Film Review: The Zookeeper’s Wife

This past week my mom and I went to theatres to see the film The Zookeeper’s Wife. My mom really wanted to see it, and after giving the trailer a view I agreed to accompany her as the story behind the film looked quite intriguing.

The film is based off of a non-fiction text written by Diane Ackerman. Ackerman’s text tells the true story of Antonia Zabinska and her husband, Jan, a husband and wife who are directors of the Warsaw Zoo in Poland. After the German invasion of Poland on September 1st, 1939, Antonia and Jan agree to transform their abandoned zoo into a hostel for approximately 300 Jewish individuals living in the Warsaw Ghetto during World War II.

The film starts Jessica Chastain as Antonia and Johan Heldenbergh as Jan, and furthermore Daniel Bruhl as Lutz Heck, a German zoo biologist turned solider. The opening scenes of the film were difficult to watch as they depict the bombing of the Warsaw Zoo and many of its animals, however showing this graphic content certainly aids in enforcing the atrocities that occurred in Europe throughout the duration of the second world war. Chastain completely embodies the character of Antonia, and the selfless attitude and behavior she exhibits towards the Jewish persons she rescues is impeccable.

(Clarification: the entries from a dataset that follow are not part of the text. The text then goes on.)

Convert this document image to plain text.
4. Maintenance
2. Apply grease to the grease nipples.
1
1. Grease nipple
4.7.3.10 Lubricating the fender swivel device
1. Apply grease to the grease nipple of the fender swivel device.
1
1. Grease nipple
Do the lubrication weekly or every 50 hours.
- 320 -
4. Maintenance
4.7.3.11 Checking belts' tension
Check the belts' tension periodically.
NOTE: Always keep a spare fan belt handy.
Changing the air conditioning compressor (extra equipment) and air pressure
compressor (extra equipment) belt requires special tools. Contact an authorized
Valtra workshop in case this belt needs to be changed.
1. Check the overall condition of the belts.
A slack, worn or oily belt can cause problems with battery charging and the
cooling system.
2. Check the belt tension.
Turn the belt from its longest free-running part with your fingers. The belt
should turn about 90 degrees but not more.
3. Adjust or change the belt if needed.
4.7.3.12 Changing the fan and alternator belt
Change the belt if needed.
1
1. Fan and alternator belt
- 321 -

The film was well executed, and I am interested in reading the book now to determine whether or not the movie is accurate in its portrayal of Ackerman’s narrative. I believe the movie offers an inspirational and factual story about a Polish family who risked their lives to save innocent people.

As an animal lover, I certainly enjoyed the presence of many creatures in the film. I am happy I went to see this film and was exposed to the efforts of the Zabinska’s during World War II, and I commend them for their altruistic lifestyle.